Trump Trade Deals Canada's Vital Auto Industry a Blow

New York Times3 days ago
For decades, Canadians have been, by a wide margin, the world's largest buyers of cars and trucks made in the United States. In most years, four out of every 10 vehicles that roll out of Canadian dealerships were shipped from American factories.
But being the most important overseas market for America's vehicle industry has not insulated Canada's own auto industry from President Trump's move to unravel the global trading system. On Friday, Mr. Trump threatened to impose a new 35 percent tariff on Canada unless the two countries struck a deal.
But even before then, Mr. Trump's recent trade deals with Japan, Britain and the European Union meant that their auto exports would now be entering the United States at tariff rates lower than that on Canadian cars and trucks.
Though the details of the three trade deals still have to be worked out, Britain has agreed to a 10 percent tariff, while Europe and Japan will pay 15 percent. Canada's tariff rate stands at 25 percent.
'This is going to lead to the long-term uncompetitiveness of Canadian manufacturing,' said David Adams, the president of the Global Automakers of Canada, a trade group. 'The longer it goes on, the more likely it is that Trump is going to get exactly what he wants: the dissolution of the auto manufacturing base in Canada.'
Prime Minister Mark Carney said in June that his goal was to reach a deal that would effectively eliminate all U.S. tariffs on Canada — a return to the terms of the trade agreement the country, along with Mexico and the United States, signed during Mr. Trump's first term in office.
But the U.S. president has instead ratcheted up his aggressive stance by vowing to push up the tariff rate on Canadian goods.
And Mr. Carney's initial optimism that a deal could be reached has faded.
He has suggested that he will not necessarily accept any deal that includes tariffs simply to meet the president's deadline and is skeptical that the European and Japanese trade deals could provide a template for Canada.
He told reporters on Monday that Canada has many distinctions, including its 'geographic proximity' to the United States.
He added, 'We're in a different position.'
Tariffs are a major threat to Canada's export-dependent economy. Carmakers do get some relief from Mr. Trump's trade measures: They can deduct the value of American parts from the cars and the trucks that head to the United States, effectively lowering the final amount they pay.

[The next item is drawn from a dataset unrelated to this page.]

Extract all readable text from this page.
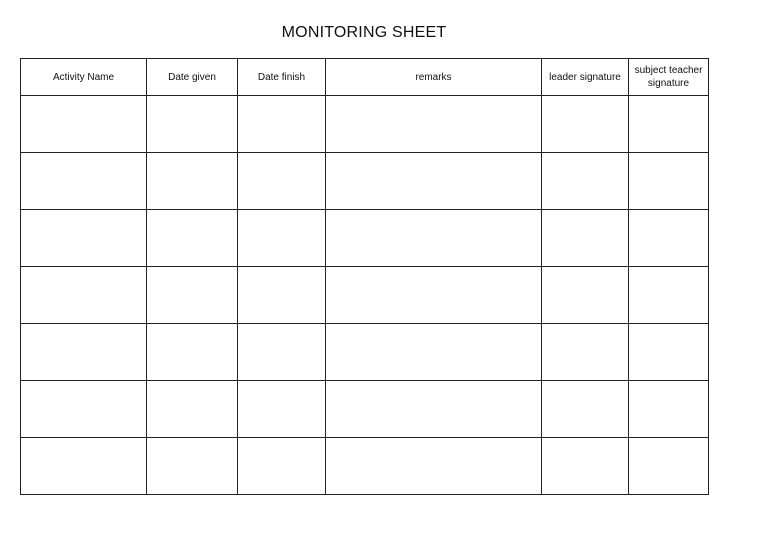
MONITORING SHEET
Activity Name	Date given	Date finish	remarks	leader signature	subject teacher signature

But Canadian assembly lines ship about 70 to 80 percent of their production to the United States, and any significant tariffs that remain in place are likely to deal a devastating blow to the industry.
Mr. Adams said that given Mr. Trump's unpredictable approach to trade policy and negotiations, the value of any deal with Washington is unclear and unlikely to resolve the uncertainty around the industry.
'A lot of this, on its face, would seem to be verbal or written on the back of a napkin somewhere — there's nothing concrete,' he said. 'That is just going to lead to a lot of problems.'
Greig Mordue, a former senior executive with Toyota Motor Manufacturing Canada, said that Canada's auto industry had been long ailing regardless of its trade battle with the United States and needed to rethink its industrial policy.
'We have to understand and recognize that Canada needs to either manage the decline or embrace the new actors,' said Mr. Mordue, who is now a professor of manufacturing policy at McMaster University in Hamilton, Ontario.
That key actor should be China, he argued. Canada should remove tariffs of just over 100 percent on Chinese-made electric vehicles and instead encourage Chinese companies to set up facilities in Canada, which would generate new jobs.
'Chinese manufacturers are the global leaders in electrification, and the world just seems to have awoken to that,' Mr. Mordue said.